Bounds for Approximate Regret-Matching Algorithms
This work addresses the problem of improving scalability and performance in large imperfect-information games like those solved with Counterfactual Regret Minimization, offering incremental theoretical advances for researchers in game theory and machine learning.
The paper provides regret bounds for approximate regret-matching algorithms when using estimated values instead of true ones, generalizing to a class of (Φ, f)-regret matching algorithms and including forms like swap, internal, and external regret, with a slightly tighter bound for Regression Regret-Matching and a novel bound for combining regression with Hedge.
A dominant approach to solving large imperfect-information games is Counterfactural Regret Minimization (CFR). In CFR, many regret minimization problems are combined to solve the game. For very large games, abstraction is typically needed to render CFR tractable. Abstractions are often manually tuned, possibly removing important strategic differences in the full game and harming performance. Function approximation provides a natural solution to finding good abstractions to approximate the full game. A common approach to incorporating function approximation is to learn the inputs needed for a regret minimizing algorithm, allowing for generalization across many regret minimization problems.
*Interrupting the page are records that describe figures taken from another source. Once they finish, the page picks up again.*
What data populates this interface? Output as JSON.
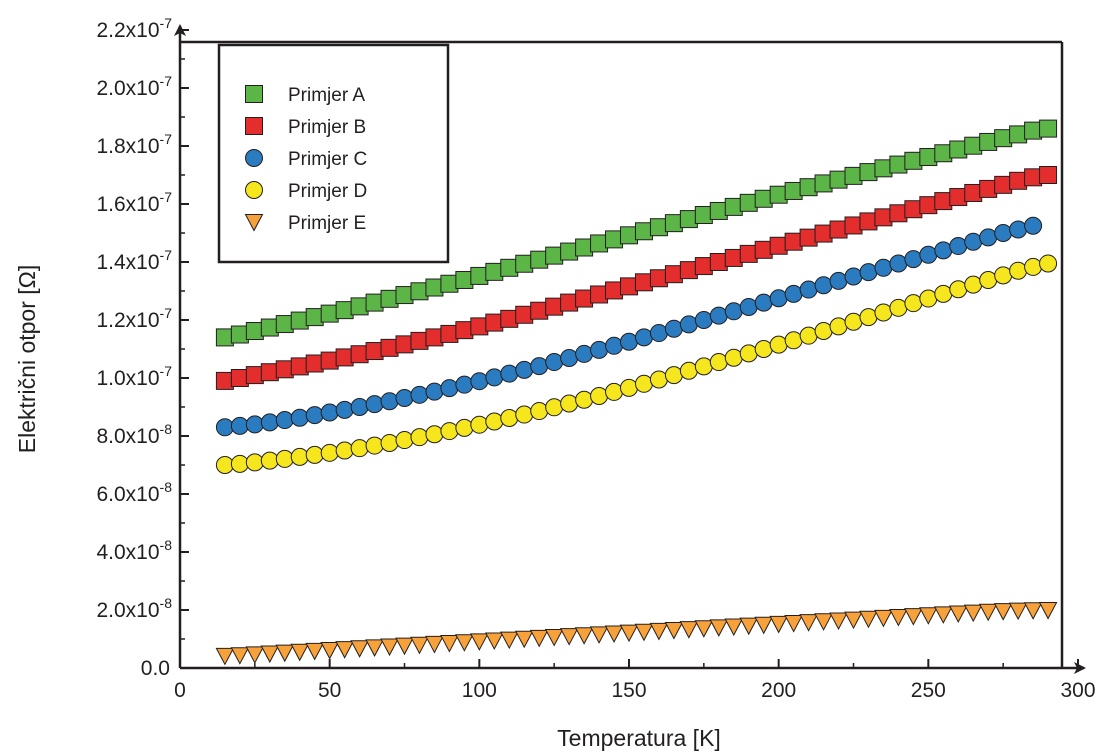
{
  "chart_data": {
    "type": "scatter",
    "xlabel": "Temperatura [K]",
    "ylabel": "Električni otpor [Ω]",
    "xlim": [
      0,
      300
    ],
    "ylim": [
      0,
      2.2e-07
    ],
    "x_ticks": [
      {
        "value": 0,
        "label": "0"
      },
      {
        "value": 50,
        "label": "50"
      },
      {
        "value": 100,
        "label": "100"
      },
      {
        "value": 150,
        "label": "150"
      },
      {
        "value": 200,
        "label": "200"
      },
      {
        "value": 250,
        "label": "250"
      },
      {
        "value": 300,
        "label": "300"
      }
    ],
    "y_ticks": [
      {
        "value": 0,
        "mantissa": "0.0",
        "exponent": ""
      },
      {
        "value": 2e-08,
        "mantissa": "2.0x10",
        "exponent": "-8"
      },
      {
        "value": 4e-08,
        "mantissa": "4.0x10",
        "exponent": "-8"
      },
      {
        "value": 6e-08,
        "mantissa": "6.0x10",
        "exponent": "-8"
      },
      {
        "value": 8e-08,
        "mantissa": "8.0x10",
        "exponent": "-8"
      },
      {
        "value": 1e-07,
        "mantissa": "1.0x10",
        "exponent": "-7"
      },
      {
        "value": 1.2e-07,
        "mantissa": "1.2x10",
        "exponent": "-7"
      },
      {
        "value": 1.4e-07,
        "mantissa": "1.4x10",
        "exponent": "-7"
      },
      {
        "value": 1.6e-07,
        "mantissa": "1.6x10",
        "exponent": "-7"
      },
      {
        "value": 1.8e-07,
        "mantissa": "1.8x10",
        "exponent": "-7"
      },
      {
        "value": 2e-07,
        "mantissa": "2.0x10",
        "exponent": "-7"
      },
      {
        "value": 2.2e-07,
        "mantissa": "2.2x10",
        "exponent": "-7"
      }
    ],
    "grid": false,
    "legend_position": "top-left",
    "series": [
      {
        "name": "Primjer A",
        "marker": "square",
        "color": "#5cb547",
        "x": [
          15,
          20,
          25,
          30,
          35,
          40,
          45,
          50,
          55,
          60,
          65,
          70,
          75,
          80,
          85,
          90,
          95,
          100,
          105,
          110,
          115,
          120,
          125,
          130,
          135,
          140,
          145,
          150,
          155,
          160,
          165,
          170,
          175,
          180,
          185,
          190,
          195,
          200,
          205,
          210,
          215,
          220,
          225,
          230,
          235,
          240,
          245,
          250,
          255,
          260,
          265,
          270,
          275,
          280,
          285,
          290
        ],
        "y": [
          1.14e-07,
          1.15e-07,
          1.162e-07,
          1.174e-07,
          1.186e-07,
          1.198e-07,
          1.21e-07,
          1.222e-07,
          1.234e-07,
          1.247e-07,
          1.26e-07,
          1.273e-07,
          1.286e-07,
          1.299e-07,
          1.312e-07,
          1.325e-07,
          1.338e-07,
          1.352e-07,
          1.366e-07,
          1.38e-07,
          1.394e-07,
          1.408e-07,
          1.422e-07,
          1.436e-07,
          1.45e-07,
          1.464e-07,
          1.478e-07,
          1.492e-07,
          1.506e-07,
          1.52e-07,
          1.534e-07,
          1.548e-07,
          1.562e-07,
          1.576e-07,
          1.59e-07,
          1.604e-07,
          1.618e-07,
          1.632e-07,
          1.645e-07,
          1.658e-07,
          1.671e-07,
          1.684e-07,
          1.697e-07,
          1.71e-07,
          1.723e-07,
          1.736e-07,
          1.749e-07,
          1.762e-07,
          1.775e-07,
          1.788e-07,
          1.801e-07,
          1.814e-07,
          1.827e-07,
          1.84e-07,
          1.853e-07,
          1.86e-07
        ]
      },
      {
        "name": "Primjer B",
        "marker": "square",
        "color": "#e42d2d",
        "x": [
          15,
          20,
          25,
          30,
          35,
          40,
          45,
          50,
          55,
          60,
          65,
          70,
          75,
          80,
          85,
          90,
          95,
          100,
          105,
          110,
          115,
          120,
          125,
          130,
          135,
          140,
          145,
          150,
          155,
          160,
          165,
          170,
          175,
          180,
          185,
          190,
          195,
          200,
          205,
          210,
          215,
          220,
          225,
          230,
          235,
          240,
          245,
          250,
          255,
          260,
          265,
          270,
          275,
          280,
          285,
          290
        ],
        "y": [
          9.9e-08,
          1e-07,
          1.01e-07,
          1.02e-07,
          1.03e-07,
          1.04e-07,
          1.05e-07,
          1.06e-07,
          1.071e-07,
          1.082e-07,
          1.093e-07,
          1.104e-07,
          1.116e-07,
          1.128e-07,
          1.14e-07,
          1.152e-07,
          1.165e-07,
          1.178e-07,
          1.191e-07,
          1.204e-07,
          1.218e-07,
          1.232e-07,
          1.246e-07,
          1.26e-07,
          1.274e-07,
          1.288e-07,
          1.302e-07,
          1.316e-07,
          1.33e-07,
          1.344e-07,
          1.358e-07,
          1.372e-07,
          1.386e-07,
          1.4e-07,
          1.414e-07,
          1.428e-07,
          1.442e-07,
          1.456e-07,
          1.47e-07,
          1.484e-07,
          1.498e-07,
          1.512e-07,
          1.526e-07,
          1.54e-07,
          1.554e-07,
          1.568e-07,
          1.582e-07,
          1.596e-07,
          1.61e-07,
          1.624e-07,
          1.638e-07,
          1.652e-07,
          1.666e-07,
          1.68e-07,
          1.692e-07,
          1.7e-07
        ]
      },
      {
        "name": "Primjer C",
        "marker": "circle",
        "color": "#2b7bc0",
        "x": [
          15,
          20,
          25,
          30,
          35,
          40,
          45,
          50,
          55,
          60,
          65,
          70,
          75,
          80,
          85,
          90,
          95,
          100,
          105,
          110,
          115,
          120,
          125,
          130,
          135,
          140,
          145,
          150,
          155,
          160,
          165,
          170,
          175,
          180,
          185,
          190,
          195,
          200,
          205,
          210,
          215,
          220,
          225,
          230,
          235,
          240,
          245,
          250,
          255,
          260,
          265,
          270,
          275,
          280,
          285
        ],
        "y": [
          8.3e-08,
          8.35e-08,
          8.4e-08,
          8.47e-08,
          8.55e-08,
          8.63e-08,
          8.72e-08,
          8.81e-08,
          8.9e-08,
          9e-08,
          9.1e-08,
          9.2e-08,
          9.31e-08,
          9.42e-08,
          9.53e-08,
          9.65e-08,
          9.77e-08,
          9.89e-08,
          1.002e-07,
          1.015e-07,
          1.028e-07,
          1.041e-07,
          1.055e-07,
          1.069e-07,
          1.083e-07,
          1.097e-07,
          1.111e-07,
          1.125e-07,
          1.14e-07,
          1.155e-07,
          1.17e-07,
          1.185e-07,
          1.2e-07,
          1.215e-07,
          1.23e-07,
          1.245e-07,
          1.26e-07,
          1.275e-07,
          1.29e-07,
          1.305e-07,
          1.32e-07,
          1.335e-07,
          1.35e-07,
          1.365e-07,
          1.38e-07,
          1.395e-07,
          1.41e-07,
          1.425e-07,
          1.44e-07,
          1.455e-07,
          1.47e-07,
          1.485e-07,
          1.5e-07,
          1.512e-07,
          1.525e-07
        ]
      },
      {
        "name": "Primjer D",
        "marker": "circle",
        "color": "#f5e61e",
        "x": [
          15,
          20,
          25,
          30,
          35,
          40,
          45,
          50,
          55,
          60,
          65,
          70,
          75,
          80,
          85,
          90,
          95,
          100,
          105,
          110,
          115,
          120,
          125,
          130,
          135,
          140,
          145,
          150,
          155,
          160,
          165,
          170,
          175,
          180,
          185,
          190,
          195,
          200,
          205,
          210,
          215,
          220,
          225,
          230,
          235,
          240,
          245,
          250,
          255,
          260,
          265,
          270,
          275,
          280,
          285,
          290
        ],
        "y": [
          7e-08,
          7.04e-08,
          7.09e-08,
          7.15e-08,
          7.21e-08,
          7.28e-08,
          7.35e-08,
          7.42e-08,
          7.5e-08,
          7.58e-08,
          7.67e-08,
          7.76e-08,
          7.86e-08,
          7.96e-08,
          8.06e-08,
          8.17e-08,
          8.28e-08,
          8.39e-08,
          8.5e-08,
          8.62e-08,
          8.74e-08,
          8.86e-08,
          8.99e-08,
          9.12e-08,
          9.25e-08,
          9.38e-08,
          9.52e-08,
          9.66e-08,
          9.8e-08,
          9.95e-08,
          1.01e-07,
          1.025e-07,
          1.04e-07,
          1.055e-07,
          1.07e-07,
          1.085e-07,
          1.1e-07,
          1.115e-07,
          1.13e-07,
          1.146e-07,
          1.162e-07,
          1.178e-07,
          1.194e-07,
          1.21e-07,
          1.226e-07,
          1.242e-07,
          1.258e-07,
          1.274e-07,
          1.29e-07,
          1.306e-07,
          1.322e-07,
          1.338e-07,
          1.354e-07,
          1.37e-07,
          1.383e-07,
          1.395e-07
        ]
      },
      {
        "name": "Primjer E",
        "marker": "triangle-down",
        "color": "#f7a13a",
        "x": [
          15,
          20,
          25,
          30,
          35,
          40,
          45,
          50,
          55,
          60,
          65,
          70,
          75,
          80,
          85,
          90,
          95,
          100,
          105,
          110,
          115,
          120,
          125,
          130,
          135,
          140,
          145,
          150,
          155,
          160,
          165,
          170,
          175,
          180,
          185,
          190,
          195,
          200,
          205,
          210,
          215,
          220,
          225,
          230,
          235,
          240,
          245,
          250,
          255,
          260,
          265,
          270,
          275,
          280,
          285,
          290
        ],
        "y": [
          4.2e-09,
          4.4e-09,
          4.7e-09,
          5e-09,
          5.3e-09,
          5.6e-09,
          5.9e-09,
          6.2e-09,
          6.5e-09,
          6.8e-09,
          7.1e-09,
          7.4e-09,
          7.7e-09,
          8e-09,
          8.3e-09,
          8.6e-09,
          8.9e-09,
          9.2e-09,
          9.5e-09,
          9.8e-09,
          1.01e-08,
          1.04e-08,
          1.07e-08,
          1.1e-08,
          1.13e-08,
          1.16e-08,
          1.19e-08,
          1.22e-08,
          1.25e-08,
          1.28e-08,
          1.31e-08,
          1.34e-08,
          1.37e-08,
          1.4e-08,
          1.43e-08,
          1.46e-08,
          1.49e-08,
          1.52e-08,
          1.55e-08,
          1.58e-08,
          1.61e-08,
          1.64e-08,
          1.67e-08,
          1.7e-08,
          1.73e-08,
          1.76e-08,
          1.79e-08,
          1.82e-08,
          1.85e-08,
          1.88e-08,
          1.91e-08,
          1.94e-08,
          1.96e-08,
          1.98e-08,
          1.99e-08,
          2e-08
        ]
      }
    ]
  }
}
This paper gives regret bounds when a regret minimizing algorithm uses estimates instead of true values. This form of analysis is the first to generalize to a larger class of $(Φ, f)$-regret matching algorithms, and includes different forms of regret such as swap, internal, and external regret. We demonstrate how these results give a slightly tighter bound for Regression Regret-Matching (RRM), and present a novel bound for combining regression with Hedge.